My house had T-111 siding, which is like grooved plywood and lasts for about 30 years if maintained. My house was 29 years old. And it hadn’t been maintained.
It had the old crank out Pella replacement windows. The kind that after about 20 years, you one day crank to open and the aluminum mechanism inside snaps. That day had happened on all the windows long before I had ever seen the house.
The roof had two layers on it. On a positive note, the HVAC was only 2 years old.
As if all this wasn’t enough, the house had a lot of settlement. That is a nice way of saying STRUCTURAL ISSUES. The seller gave me an $8k credit for putting piers under the foundation. The structural engineer (A.K.A.-SALES PERSON) told me the house needed 20 of them. They were $1k each. I told him there was no way I could do that since I only had $8k to work with. Suddenly, he decided that 8 piers would be just fine.
I got what I thought was a bargain. I paid $118,200 and other similar houses were going for $145-150k on the street.
The evening of April 1st, after moving in all day and getting the boy’s beds set up, I decided to take a shower. As the steam from the shower filled the bathroom, the pea green tiles in the shower slowly started to fall off the wall. Many had been glued on to what little drywall was left behind them. It kind of looked like a pizza commercial where the cheese is stretching as somebody pulls out a slice. The shower had some goofy accent tile that must have been trendy in 1973. I keep the tile that is pictured below in my office.
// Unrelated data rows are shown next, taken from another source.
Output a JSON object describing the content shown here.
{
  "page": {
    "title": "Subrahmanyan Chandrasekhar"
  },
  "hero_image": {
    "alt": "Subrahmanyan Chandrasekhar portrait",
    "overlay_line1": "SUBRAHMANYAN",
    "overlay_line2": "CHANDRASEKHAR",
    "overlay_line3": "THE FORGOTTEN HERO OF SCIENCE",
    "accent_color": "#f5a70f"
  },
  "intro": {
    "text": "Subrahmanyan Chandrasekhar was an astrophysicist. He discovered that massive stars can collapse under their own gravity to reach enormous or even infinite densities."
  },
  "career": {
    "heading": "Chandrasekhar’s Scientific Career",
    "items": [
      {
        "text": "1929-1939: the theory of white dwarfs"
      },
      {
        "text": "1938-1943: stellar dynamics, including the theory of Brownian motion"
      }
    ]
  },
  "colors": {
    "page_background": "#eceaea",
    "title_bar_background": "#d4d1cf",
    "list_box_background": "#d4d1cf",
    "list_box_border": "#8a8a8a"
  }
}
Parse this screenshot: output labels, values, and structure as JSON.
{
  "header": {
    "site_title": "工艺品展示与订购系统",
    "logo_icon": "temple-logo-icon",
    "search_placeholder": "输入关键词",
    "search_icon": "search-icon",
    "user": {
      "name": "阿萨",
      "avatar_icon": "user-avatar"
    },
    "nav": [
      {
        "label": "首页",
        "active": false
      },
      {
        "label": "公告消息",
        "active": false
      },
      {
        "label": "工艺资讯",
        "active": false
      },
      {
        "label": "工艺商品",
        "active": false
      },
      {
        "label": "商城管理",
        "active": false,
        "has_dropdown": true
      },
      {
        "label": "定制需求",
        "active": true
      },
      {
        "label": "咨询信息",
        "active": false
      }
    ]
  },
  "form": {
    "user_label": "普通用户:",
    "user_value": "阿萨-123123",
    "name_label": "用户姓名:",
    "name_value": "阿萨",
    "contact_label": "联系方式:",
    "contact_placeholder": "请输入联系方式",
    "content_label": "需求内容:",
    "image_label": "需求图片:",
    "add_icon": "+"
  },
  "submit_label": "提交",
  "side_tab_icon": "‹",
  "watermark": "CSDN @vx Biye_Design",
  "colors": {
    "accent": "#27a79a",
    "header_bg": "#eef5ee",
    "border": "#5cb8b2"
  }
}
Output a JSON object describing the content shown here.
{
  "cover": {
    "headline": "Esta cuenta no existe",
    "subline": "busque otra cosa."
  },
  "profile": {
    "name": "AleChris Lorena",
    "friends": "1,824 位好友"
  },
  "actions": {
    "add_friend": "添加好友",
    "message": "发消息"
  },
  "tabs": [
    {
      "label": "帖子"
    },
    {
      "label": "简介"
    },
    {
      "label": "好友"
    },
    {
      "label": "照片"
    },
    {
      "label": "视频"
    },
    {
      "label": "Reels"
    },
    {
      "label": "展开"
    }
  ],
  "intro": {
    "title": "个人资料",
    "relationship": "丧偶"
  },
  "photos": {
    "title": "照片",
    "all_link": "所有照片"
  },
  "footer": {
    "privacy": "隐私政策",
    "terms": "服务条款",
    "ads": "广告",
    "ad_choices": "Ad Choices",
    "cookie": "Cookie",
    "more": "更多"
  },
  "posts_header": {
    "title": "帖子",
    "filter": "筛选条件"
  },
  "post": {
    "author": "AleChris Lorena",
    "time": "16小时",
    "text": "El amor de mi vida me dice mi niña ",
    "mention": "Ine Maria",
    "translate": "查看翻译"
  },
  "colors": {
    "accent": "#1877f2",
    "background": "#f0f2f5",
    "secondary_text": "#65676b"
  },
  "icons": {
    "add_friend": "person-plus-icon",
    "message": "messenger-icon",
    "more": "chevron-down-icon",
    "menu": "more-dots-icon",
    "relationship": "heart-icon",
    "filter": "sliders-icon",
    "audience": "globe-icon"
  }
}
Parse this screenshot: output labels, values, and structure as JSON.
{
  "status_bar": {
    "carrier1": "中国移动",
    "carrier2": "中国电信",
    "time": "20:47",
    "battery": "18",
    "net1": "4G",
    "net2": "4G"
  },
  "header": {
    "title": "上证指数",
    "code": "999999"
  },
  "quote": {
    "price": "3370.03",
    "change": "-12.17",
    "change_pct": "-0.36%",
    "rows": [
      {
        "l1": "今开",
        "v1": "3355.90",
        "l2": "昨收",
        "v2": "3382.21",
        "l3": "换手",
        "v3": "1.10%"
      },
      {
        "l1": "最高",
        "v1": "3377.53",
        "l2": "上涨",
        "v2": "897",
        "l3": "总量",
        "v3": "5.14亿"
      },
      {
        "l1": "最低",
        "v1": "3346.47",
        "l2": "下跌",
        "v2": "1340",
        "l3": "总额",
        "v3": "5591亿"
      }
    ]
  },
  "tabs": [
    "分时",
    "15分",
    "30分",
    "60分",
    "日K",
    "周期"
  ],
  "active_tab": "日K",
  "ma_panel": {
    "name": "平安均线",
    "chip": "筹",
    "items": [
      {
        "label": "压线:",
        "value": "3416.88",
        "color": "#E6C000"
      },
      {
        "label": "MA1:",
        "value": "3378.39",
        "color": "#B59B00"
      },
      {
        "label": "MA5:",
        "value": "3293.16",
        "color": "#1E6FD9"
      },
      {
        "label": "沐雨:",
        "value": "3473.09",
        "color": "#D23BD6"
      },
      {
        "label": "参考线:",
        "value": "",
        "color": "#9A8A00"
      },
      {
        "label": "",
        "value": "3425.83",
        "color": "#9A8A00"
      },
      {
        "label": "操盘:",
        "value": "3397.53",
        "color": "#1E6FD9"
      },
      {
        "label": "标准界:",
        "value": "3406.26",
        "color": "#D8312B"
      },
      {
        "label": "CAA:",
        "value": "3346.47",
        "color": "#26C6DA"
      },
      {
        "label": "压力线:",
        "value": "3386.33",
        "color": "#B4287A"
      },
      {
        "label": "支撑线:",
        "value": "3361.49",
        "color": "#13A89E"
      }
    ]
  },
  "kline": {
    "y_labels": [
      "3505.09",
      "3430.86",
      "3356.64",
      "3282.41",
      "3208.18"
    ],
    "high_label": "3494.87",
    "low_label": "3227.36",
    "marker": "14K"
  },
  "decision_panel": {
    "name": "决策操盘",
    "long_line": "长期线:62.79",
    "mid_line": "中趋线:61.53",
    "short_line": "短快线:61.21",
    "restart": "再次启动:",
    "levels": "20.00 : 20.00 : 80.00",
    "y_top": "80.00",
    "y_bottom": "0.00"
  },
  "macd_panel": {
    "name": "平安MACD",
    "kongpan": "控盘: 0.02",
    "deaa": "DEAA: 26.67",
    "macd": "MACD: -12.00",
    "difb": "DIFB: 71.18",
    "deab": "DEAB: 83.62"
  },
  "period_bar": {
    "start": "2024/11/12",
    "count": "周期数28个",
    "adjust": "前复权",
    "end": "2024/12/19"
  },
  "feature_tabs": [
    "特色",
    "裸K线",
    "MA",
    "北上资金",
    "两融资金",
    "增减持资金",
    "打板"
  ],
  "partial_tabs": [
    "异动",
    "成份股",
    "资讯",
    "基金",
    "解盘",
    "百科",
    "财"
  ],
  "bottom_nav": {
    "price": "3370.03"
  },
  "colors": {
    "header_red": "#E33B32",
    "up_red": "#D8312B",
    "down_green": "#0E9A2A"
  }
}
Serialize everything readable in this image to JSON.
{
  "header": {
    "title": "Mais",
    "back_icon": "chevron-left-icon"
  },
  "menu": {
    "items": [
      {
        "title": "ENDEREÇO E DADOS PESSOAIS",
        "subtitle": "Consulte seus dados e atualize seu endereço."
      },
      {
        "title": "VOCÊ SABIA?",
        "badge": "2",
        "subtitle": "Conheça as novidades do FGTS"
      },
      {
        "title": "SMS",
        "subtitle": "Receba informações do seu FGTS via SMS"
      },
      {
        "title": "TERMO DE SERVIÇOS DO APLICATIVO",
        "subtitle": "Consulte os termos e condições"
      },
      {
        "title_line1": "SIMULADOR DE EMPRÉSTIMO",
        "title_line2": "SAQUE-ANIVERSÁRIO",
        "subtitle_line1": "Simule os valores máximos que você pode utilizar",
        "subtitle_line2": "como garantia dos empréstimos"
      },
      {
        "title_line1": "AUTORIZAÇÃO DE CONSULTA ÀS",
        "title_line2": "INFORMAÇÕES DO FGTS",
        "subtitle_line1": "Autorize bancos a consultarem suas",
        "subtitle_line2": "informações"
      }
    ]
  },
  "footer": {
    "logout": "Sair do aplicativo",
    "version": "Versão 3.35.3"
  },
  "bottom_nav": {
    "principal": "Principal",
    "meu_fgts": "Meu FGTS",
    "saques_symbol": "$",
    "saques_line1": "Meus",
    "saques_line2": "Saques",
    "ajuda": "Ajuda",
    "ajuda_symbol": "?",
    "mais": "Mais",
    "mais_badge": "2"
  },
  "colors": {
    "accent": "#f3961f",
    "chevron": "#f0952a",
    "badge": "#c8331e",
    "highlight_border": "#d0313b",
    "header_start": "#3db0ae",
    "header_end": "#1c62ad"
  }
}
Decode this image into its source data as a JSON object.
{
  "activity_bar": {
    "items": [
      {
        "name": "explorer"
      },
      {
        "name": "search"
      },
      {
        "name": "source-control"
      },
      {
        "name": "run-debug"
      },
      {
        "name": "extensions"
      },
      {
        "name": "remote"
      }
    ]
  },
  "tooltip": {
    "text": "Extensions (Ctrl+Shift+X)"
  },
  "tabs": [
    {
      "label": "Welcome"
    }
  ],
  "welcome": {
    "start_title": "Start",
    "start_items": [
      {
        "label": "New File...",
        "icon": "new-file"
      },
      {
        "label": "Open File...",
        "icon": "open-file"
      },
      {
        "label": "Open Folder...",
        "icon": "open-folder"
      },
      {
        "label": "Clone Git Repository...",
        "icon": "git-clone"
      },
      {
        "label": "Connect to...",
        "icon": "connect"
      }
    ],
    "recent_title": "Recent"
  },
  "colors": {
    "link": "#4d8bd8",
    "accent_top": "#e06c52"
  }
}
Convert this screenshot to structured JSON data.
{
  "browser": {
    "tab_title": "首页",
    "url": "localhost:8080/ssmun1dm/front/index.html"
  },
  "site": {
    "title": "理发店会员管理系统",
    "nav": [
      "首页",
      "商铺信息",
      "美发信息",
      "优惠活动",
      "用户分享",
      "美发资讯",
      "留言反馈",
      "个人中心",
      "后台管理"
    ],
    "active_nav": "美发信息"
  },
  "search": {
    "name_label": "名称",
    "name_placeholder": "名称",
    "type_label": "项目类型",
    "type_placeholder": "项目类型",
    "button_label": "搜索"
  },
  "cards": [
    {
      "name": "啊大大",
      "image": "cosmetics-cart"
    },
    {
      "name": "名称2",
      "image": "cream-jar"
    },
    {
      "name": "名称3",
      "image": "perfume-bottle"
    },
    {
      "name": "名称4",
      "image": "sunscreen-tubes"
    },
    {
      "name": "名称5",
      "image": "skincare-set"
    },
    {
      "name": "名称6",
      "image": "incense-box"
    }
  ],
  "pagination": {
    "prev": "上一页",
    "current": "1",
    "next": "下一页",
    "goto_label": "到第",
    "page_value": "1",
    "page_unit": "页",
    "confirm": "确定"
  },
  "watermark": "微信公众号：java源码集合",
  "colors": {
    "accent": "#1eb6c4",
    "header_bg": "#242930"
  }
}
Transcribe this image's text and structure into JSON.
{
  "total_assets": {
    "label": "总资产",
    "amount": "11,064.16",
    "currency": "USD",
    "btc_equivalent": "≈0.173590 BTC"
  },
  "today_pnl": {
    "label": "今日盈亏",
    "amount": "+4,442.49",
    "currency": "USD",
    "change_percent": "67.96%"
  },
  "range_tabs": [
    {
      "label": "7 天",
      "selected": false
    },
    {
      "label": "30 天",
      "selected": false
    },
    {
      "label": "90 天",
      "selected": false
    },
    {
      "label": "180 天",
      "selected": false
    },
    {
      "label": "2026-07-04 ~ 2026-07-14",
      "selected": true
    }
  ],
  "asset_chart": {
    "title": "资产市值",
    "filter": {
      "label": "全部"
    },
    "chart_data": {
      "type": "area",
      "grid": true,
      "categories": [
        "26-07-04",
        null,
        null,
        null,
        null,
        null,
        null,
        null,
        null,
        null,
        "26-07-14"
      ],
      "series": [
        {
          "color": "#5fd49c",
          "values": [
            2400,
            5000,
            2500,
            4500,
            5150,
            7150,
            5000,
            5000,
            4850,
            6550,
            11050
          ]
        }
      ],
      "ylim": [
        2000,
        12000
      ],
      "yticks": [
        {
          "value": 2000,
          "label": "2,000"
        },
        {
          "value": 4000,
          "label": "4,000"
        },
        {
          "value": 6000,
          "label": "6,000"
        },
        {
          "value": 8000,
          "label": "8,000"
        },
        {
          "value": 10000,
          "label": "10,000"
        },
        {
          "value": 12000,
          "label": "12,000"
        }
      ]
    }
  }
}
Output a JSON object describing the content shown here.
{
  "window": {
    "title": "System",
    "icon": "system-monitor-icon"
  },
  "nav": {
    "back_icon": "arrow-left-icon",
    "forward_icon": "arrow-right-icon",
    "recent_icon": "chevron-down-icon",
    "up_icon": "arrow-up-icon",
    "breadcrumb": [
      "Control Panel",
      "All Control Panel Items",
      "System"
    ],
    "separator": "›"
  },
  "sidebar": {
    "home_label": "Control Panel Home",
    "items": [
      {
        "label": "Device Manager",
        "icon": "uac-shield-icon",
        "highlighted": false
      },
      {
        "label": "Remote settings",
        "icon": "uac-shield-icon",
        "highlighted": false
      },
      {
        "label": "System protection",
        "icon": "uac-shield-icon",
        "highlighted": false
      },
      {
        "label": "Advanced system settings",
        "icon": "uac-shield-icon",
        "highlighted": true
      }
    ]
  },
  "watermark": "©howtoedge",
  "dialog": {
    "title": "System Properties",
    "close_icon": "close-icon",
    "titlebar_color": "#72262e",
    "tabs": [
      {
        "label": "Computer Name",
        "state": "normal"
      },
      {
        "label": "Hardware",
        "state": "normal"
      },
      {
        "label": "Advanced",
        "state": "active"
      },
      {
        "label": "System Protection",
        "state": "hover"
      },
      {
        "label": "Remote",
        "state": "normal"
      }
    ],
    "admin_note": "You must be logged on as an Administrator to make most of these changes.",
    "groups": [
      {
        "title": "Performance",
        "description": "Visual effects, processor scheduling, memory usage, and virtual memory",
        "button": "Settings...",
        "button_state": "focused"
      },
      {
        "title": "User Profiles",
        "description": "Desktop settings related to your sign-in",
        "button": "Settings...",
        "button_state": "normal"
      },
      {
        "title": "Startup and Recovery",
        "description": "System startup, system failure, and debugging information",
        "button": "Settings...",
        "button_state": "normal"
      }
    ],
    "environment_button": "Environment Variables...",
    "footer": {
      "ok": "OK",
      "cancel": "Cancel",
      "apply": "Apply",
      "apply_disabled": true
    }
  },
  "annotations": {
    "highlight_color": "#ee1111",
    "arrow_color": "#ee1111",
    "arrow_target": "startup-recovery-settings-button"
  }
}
Then there was the time we had family over. I slept on the couch in the basement. I woke up, ready for my first cup of coffee. I knew it wasn’t going to be a good day when I heard a splashing sound and my left foot felt wet. Turns out the basement leaked too. The seller said they had never had a water problem, although all the neighbors knew otherwise.
But I got a great deal, and there was nothing wrong with the house that couldn’t be fixed.
Oh yeah, now that I am a realtor, I realize that all the other bidders I was up against for this house were investors who were probably offering no more than $90k and wanting to flip it.
So, over the course of several years, I gutted all 3 bathrooms and remodeled them. New roof. Some new windows. New siding. Added a fireplace. Completely gutted the basement since it was wet and moldy. With some help from my dad and uncle, we turned 2 paneled rooms into one massive space with all new drywall, can lights, new electric and all new trim.
To solve the water issue, I had the leafguard gutters installed, the basement waterproofed with two sump pumps and brought in 3 dump trucks full of dirt and regraded the back and side yard. Now the house next door gets water in their basement. I didn’t feel too bad though. If the builder had graded my yard properly, he would have been getting the water for 30 years. It was his turn now.
I have always hated this house. It is sort of funny that I still own it. We moved out in 2007 and I’ve been renting it ever since. Part of that is because houses were not selling back then. Part of it is because after doing all this work to it, I wanted to be the one who benefited from it.
This house was sort of like real estate college for me. I am a much better realtor having having had these heartbreaking, time consuming and costly experiences. Having had a house that had just about every problem a house can have and fixing it all has benefited every client I have ever worked with.
And I will never recommend a home inspector who says “There isn’t anything wrong with this house that can’t be fixed.”